Nous commémorons aujourd’hui la mort de Padre Pio (23 septembre 1968), et la semaine prochaine celle de Thérèse de Lisieux (30 septembre 1897). À cette occasion nous publions ici un texte écrit sur ces deux figures de sainteté, par Francesco Armenti, diacre, journaliste et écrivain. Originaire de San Severo, dans le sud de l’Italie, Don Francesco a grandi dans la même province que Padre Pio, dont il est un spécialiste.
1. Durant cette Année de la Miséricorde, il est important de se plonger dans la vie des saints, parce que, comme nous l’a dit le Pape François, “ils sont entrés dans la profondeur de la Miséricorde”.
La vie de Sainte Thérèse de Lisieux (1873-1897) et celle de Padre Pio (1887-1968), comme d’ailleurs celle de tous les saints, et si nous le voulons, de chacun d’entre nous et de tout homme, est une histoire d’amour entre Dieu et l’âme, entre le Père et le Fils, en lequel le Seigneur se manifeste par sa miséricorde, sa tendresse, sa compassion et sa charité infinie.
Au cours de cette réflexion, nous chercherons la présence de Dieu en ces deux saints, en pénétrant dans leur chemin de sanctification et dans leur spiritualité, avec le but d’être guidés par leur exemple, vers la rencontre avec le Miséricordieux.
Ces deux saints ne se sont pas connus personnellement : en fait, quand Sainte Thérèse de l’Enfant Jésus est morte, Padre Pio n’avait que 10 ans.
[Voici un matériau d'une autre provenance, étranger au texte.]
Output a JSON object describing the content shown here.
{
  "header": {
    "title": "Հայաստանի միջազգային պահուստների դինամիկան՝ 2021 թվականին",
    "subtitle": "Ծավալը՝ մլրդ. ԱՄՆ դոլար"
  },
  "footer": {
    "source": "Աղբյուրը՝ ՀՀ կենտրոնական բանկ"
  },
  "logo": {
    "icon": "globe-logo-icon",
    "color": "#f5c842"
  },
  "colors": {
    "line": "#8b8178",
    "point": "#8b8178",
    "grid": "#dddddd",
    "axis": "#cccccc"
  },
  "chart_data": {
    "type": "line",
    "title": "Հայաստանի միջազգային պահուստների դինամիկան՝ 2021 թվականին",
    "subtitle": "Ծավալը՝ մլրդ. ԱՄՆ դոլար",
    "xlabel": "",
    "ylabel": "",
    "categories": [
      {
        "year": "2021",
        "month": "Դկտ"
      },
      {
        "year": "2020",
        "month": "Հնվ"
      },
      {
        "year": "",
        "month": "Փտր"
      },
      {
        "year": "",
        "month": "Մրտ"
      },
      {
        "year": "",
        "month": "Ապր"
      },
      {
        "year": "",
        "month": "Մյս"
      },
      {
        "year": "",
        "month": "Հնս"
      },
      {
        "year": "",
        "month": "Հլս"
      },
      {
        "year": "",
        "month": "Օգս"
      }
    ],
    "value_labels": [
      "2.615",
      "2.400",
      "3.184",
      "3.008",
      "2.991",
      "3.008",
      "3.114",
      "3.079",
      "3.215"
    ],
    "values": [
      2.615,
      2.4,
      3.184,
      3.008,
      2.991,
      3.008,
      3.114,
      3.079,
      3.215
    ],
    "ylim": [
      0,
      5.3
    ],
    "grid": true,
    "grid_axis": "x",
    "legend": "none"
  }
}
Mais, Padre Agostino de San Marco in Lamis, le directeur spirituel de Padre Pio, et professeur de théologie, lui inculqua la dévotion envers Sainte Thérèse, et l’invita à lire l’ “Histoire d’une âme”
Padre Pio devint ainsi profondément amoureux de la spiritualité de la petite Thérèse, jusqu’à intérioriser son langage spirituel et mystique.
Comme nous le verrons, ces deux saints ont vécus des phénomènes mystiques similaires, comme la blessure d’amour, l’abandon à l’amour divin, et la Nuit de l’Esprit.
De fait, en comparant la description qu’ils font de ces phénomènes, on s’aperçoit que le langage, les sentiments, les émotions exprimés par Padre Pio, sont très similaires à ce qu’écrit Sainte Thérèse de l’Enfant Jésus.
La participation du Saint de Pietrelcina, en bilocation, à la béatification et à la canonisation de Sainte Thérèse de l’Enfant Jésus, est un fait reconnu.
Monseigneur Thomas Gregorio Comacho, Archevêque de Salto (Uruguay) a en effet, déclaré avoir vu, le 29 avril 1923, le frère capucin dans la Basilique Saint Pierre. Toutefois quand il s’approcha pour le saluer, celui-ci disparut.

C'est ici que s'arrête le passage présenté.